Department of Gastroenterology and Hepatology, Renji Hospital, School of Medicine, Shanghai Jiao Tong University, Shanghai Institute of Digestive Disease, Shanghai, 200001, China.
Division of Gastroenterology and Hepatology, Key Laboratory of Gastroenterology and Hepatology, Ministry of Health, State Key Laboratory for Oncogenes and Related Genes, Renji Hospital, School of Medicine, Shanghai Jiao Tong University, Shanghai Institute of Digestive Disease, 145 Middle Shandong Road, Shanghai, 200001, China.
Adv Exp Med Biol. 2020;1253:259-283. doi: 10.1007/978-981-15-3449-2_10.
Primary biliary cholangitis (PBC) is a chronic cholestatic liver disease with non-suppurative destruction of the intrahepatic bile ducts. The interplay of genetics and environmental triggers contributes to the onset of the disease and subsequently results in cholestasis and progressive fibrosis. Recently, genome-wide association studies (GWAS) have identified multiple genes influencing the susceptibility to PBC in HLA and non-HLA loci.

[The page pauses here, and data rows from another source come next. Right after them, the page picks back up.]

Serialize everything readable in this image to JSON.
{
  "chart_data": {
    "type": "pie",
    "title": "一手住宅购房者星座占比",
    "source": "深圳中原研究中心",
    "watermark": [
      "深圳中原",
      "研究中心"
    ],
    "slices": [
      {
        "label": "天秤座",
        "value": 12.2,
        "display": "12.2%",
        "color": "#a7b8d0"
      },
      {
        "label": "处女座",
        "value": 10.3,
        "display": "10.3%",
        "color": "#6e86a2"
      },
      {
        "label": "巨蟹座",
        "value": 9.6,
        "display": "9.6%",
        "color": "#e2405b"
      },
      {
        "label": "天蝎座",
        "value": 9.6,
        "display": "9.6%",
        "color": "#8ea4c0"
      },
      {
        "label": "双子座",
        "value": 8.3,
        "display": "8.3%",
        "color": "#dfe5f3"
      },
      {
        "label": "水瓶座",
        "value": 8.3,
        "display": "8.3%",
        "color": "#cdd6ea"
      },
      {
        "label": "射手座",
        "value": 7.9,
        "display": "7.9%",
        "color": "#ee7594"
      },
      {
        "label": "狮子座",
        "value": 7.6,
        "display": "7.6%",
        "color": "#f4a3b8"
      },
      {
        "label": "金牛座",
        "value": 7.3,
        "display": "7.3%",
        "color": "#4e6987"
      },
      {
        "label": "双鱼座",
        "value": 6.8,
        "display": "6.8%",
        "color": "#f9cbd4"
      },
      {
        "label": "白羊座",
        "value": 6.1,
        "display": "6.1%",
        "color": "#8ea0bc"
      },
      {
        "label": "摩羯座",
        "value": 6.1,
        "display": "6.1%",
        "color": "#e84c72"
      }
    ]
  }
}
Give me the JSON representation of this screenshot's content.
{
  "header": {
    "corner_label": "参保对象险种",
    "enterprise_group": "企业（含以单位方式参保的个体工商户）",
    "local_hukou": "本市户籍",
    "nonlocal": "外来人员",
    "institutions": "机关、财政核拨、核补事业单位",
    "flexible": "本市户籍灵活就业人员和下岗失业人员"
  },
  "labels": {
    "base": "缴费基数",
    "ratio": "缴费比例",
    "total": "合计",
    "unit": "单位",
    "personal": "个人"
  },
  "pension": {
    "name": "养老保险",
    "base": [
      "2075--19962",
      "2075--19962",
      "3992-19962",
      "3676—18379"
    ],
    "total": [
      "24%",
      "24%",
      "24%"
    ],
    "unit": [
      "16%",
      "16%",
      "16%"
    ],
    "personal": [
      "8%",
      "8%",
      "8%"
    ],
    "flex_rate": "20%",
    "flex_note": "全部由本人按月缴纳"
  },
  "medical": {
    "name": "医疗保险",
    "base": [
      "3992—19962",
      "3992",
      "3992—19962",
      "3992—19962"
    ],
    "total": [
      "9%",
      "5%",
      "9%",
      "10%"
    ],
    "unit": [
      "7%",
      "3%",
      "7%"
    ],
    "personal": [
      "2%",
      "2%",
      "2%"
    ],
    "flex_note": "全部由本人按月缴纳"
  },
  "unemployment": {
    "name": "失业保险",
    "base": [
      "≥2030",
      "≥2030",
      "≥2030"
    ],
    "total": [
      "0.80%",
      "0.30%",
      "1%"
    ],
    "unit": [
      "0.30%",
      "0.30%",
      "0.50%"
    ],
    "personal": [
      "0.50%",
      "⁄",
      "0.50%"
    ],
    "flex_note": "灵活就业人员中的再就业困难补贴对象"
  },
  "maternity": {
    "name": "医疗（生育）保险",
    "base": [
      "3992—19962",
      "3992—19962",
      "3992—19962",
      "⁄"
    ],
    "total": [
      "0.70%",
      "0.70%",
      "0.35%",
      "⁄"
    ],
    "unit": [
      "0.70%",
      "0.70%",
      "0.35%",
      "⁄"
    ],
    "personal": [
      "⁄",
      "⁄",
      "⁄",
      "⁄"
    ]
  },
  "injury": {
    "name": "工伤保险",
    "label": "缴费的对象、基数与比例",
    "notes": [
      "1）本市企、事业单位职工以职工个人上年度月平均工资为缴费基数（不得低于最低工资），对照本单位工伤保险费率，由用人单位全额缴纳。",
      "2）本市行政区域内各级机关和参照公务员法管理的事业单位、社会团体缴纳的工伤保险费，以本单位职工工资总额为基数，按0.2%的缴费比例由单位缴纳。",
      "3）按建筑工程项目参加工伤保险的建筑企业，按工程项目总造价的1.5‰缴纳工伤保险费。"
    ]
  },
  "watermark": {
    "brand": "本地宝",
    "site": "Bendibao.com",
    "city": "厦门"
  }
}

However, it is estimated that the known risk variants merely account for no more than 20% of the heritability of PBC and causes of the remaining heritability remain uncertain. Increasing evidence suggests that the presence of epigenetic abnormalities may explain the "missing heritability" that cannot be captured by GWAS. Among these epigenetic mechanisms, DNA methylation, histone modification, and noncoding RNAs (i.e. miRNA and lncRNA) are involved in the pathogenesis of PBC. Additionally, telomere dysregulation in biliary epithelial cells (BECs) may play a role in disease onset, whereas a deficiency in sex chromosome and skewed gene expression in the X chromosome may to some extent explain the female dominance in PBC.
原发性胆汁性胆管炎(PBC)是一种慢性胆汁淤积性肝病,伴有肝内胆管非化脓性破坏。遗传和环境触发因素的相互作用导致疾病的发生,随后导致胆汁淤积和进行性纤维化。最近,全基因组关联研究(GWAS)已经确定了多个影响 PBC 在 HLA 和非 HLA 基因座易感性的基因。然而,据估计,已知的风险变异仅占 PBC 遗传率的 20% 以下,其余遗传率的原因仍不确定。越来越多的证据表明,表观遗传异常的存在可能解释了 GWAS 无法捕捉到的“缺失遗传率”。在这些表观遗传机制中,DNA 甲基化、组蛋白修饰和非编码 RNA(即 miRNA 和 lncRNA)参与了 PBC 的发病机制。此外,胆管上皮细胞(BEC)中端粒的失调可能在疾病发病中起作用,而性染色体的缺陷和 X 染色体上基因表达的偏斜在某种程度上解释了 PBC 中女性的优势。